The comic, originally posted on the site in April, shows Clinton wearing a shirt that says "No hot sauce no peace!" and holding a sign that says "(Expletive) the police."

"I ain't no ways tired of pandering to African Americans," she says in the cartoon.

The tweet was deleted later Monday.

In an interview on MSNBC, Burns initially defended the tweet, saying his decision to post the cartoon was born out of a frustration with African Americans voting against their own interests and politicians who "tap dance" for votes but disappear after taking office.

"I see African Americans in many cases – not every case – but in many cases are suffering throughout this country," he said. "En masse, we have been voting for the Democratic party – en masse – and yet, I think we have very little to show for it."
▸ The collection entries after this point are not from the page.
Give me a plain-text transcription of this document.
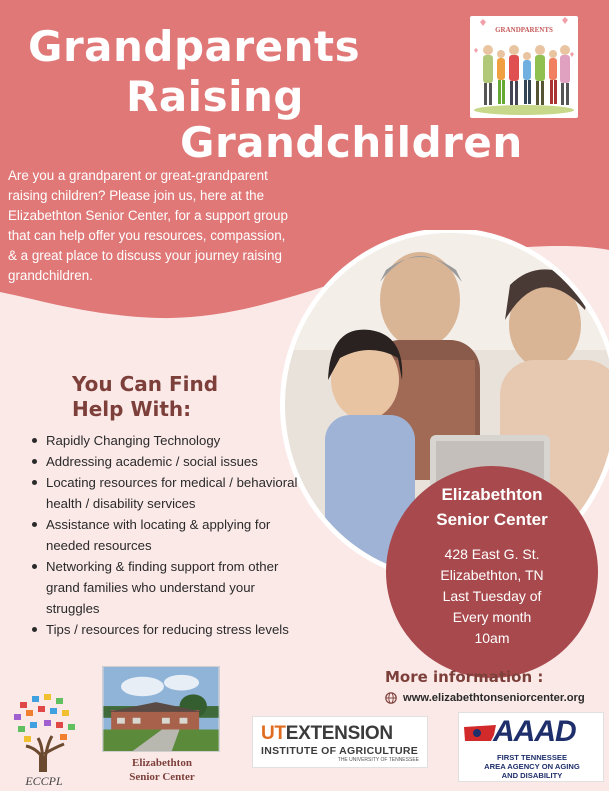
Grandparents
Raising
Grandchildren
GRANDPARENTS

Are you a grandparent or great-grandparent raising children? Please join us, here at the Elizabethton Senior Center, for a support group that can help offer you resources, compassion, & a great place to discuss your journey raising grandchildren.

You Can Find
Help With:
Rapidly Changing Technology
Addressing academic / social issues
Locating resources for medical / behavioral health / disability services
Assistance with locating & applying for needed resources
Networking & finding support from other grand families who understand your struggles
Tips / resources for reducing stress levels
Elizabethton
Senior Center
428 East G. St.
Elizabethton, TN
Last Tuesday of
Every month
10am
More information :
www.elizabethtonseniorcenter.org
ECCPL
Elizabethton
Senior Center
UTEXTENSION
INSTITUTE OF AGRICULTURE
THE UNIVERSITY OF TENNESSEE
AAAD
FIRST TENNESSEE
AREA AGENCY ON AGING
AND DISABILITY
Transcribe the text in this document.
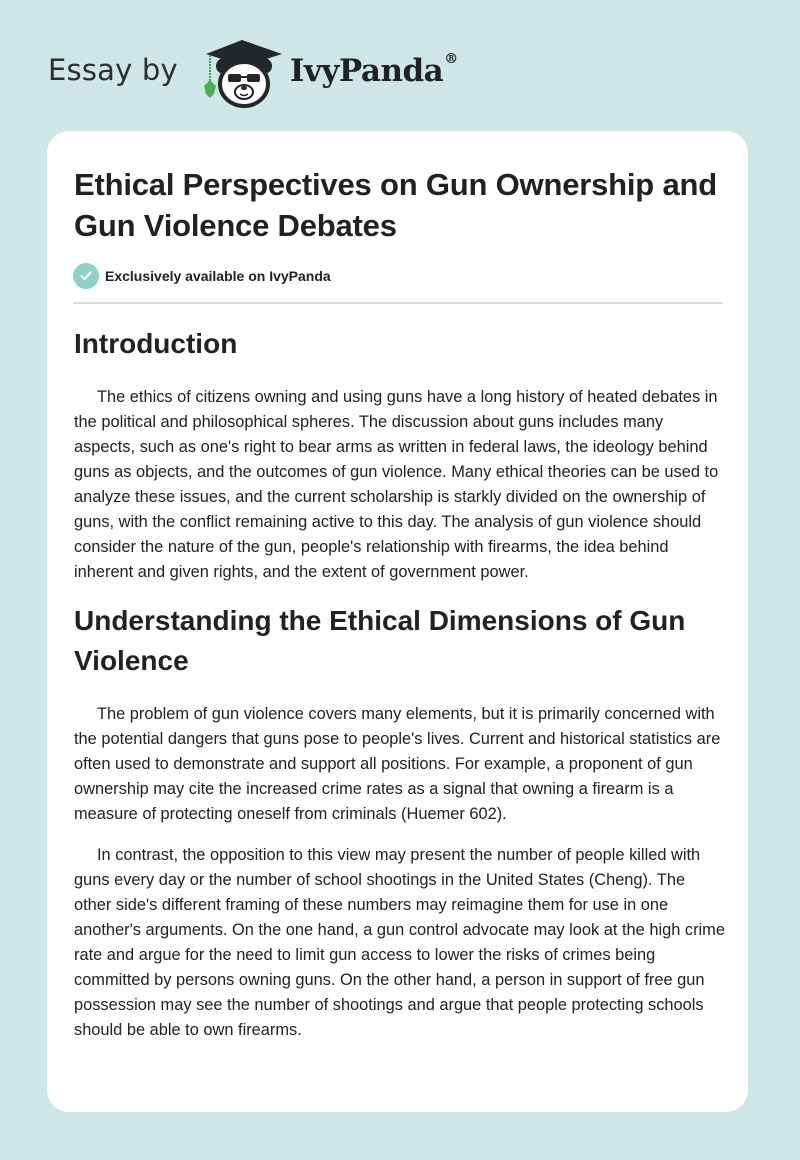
Essay by	IvyPanda®
Ethical Perspectives on Gun Ownership and Gun Violence Debates
Exclusively available on IvyPanda
Introduction

The ethics of citizens owning and using guns have a long history of heated debates in the political and philosophical spheres. The discussion about guns includes many aspects, such as one's right to bear arms as written in federal laws, the ideology behind guns as objects, and the outcomes of gun violence. Many ethical theories can be used to analyze these issues, and the current scholarship is starkly divided on the ownership of guns, with the conflict remaining active to this day. The analysis of gun violence should consider the nature of the gun, people's relationship with firearms, the idea behind inherent and given rights, and the extent of government power.

Understanding the Ethical Dimensions of Gun Violence

The problem of gun violence covers many elements, but it is primarily concerned with the potential dangers that guns pose to people's lives. Current and historical statistics are often used to demonstrate and support all positions. For example, a proponent of gun ownership may cite the increased crime rates as a signal that owning a firearm is a measure of protecting oneself from criminals (Huemer 602).

In contrast, the opposition to this view may present the number of people killed with guns every day or the number of school shootings in the United States (Cheng). The other side's different framing of these numbers may reimagine them for use in one another's arguments. On the one hand, a gun control advocate may look at the high crime rate and argue for the need to limit gun access to lower the risks of crimes being committed by persons owning guns. On the other hand, a person in support of free gun possession may see the number of shootings and argue that people protecting schools should be able to own firearms.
He referenced a photo purported to show Clinton standing beside her husband while in blackface years ago, although the photo has been widely debunked.

He apologized in an 11 minute-long video posted Monday night on Periscope.

"It was not at all my intention to offer or to not offend anyone," Burns said. "I really am a shepherd to God's people, and the last thing I want to do is offend people."

He said he was instead aiming to shine a spotlight on pandering done by Democratic politicians.

"The last thing I want to do is to anger people," he said. "I really am a unifier. I know God has called me to bring people together so that they can see the good out of each and every one of us, and you can see the good out of every neighbor."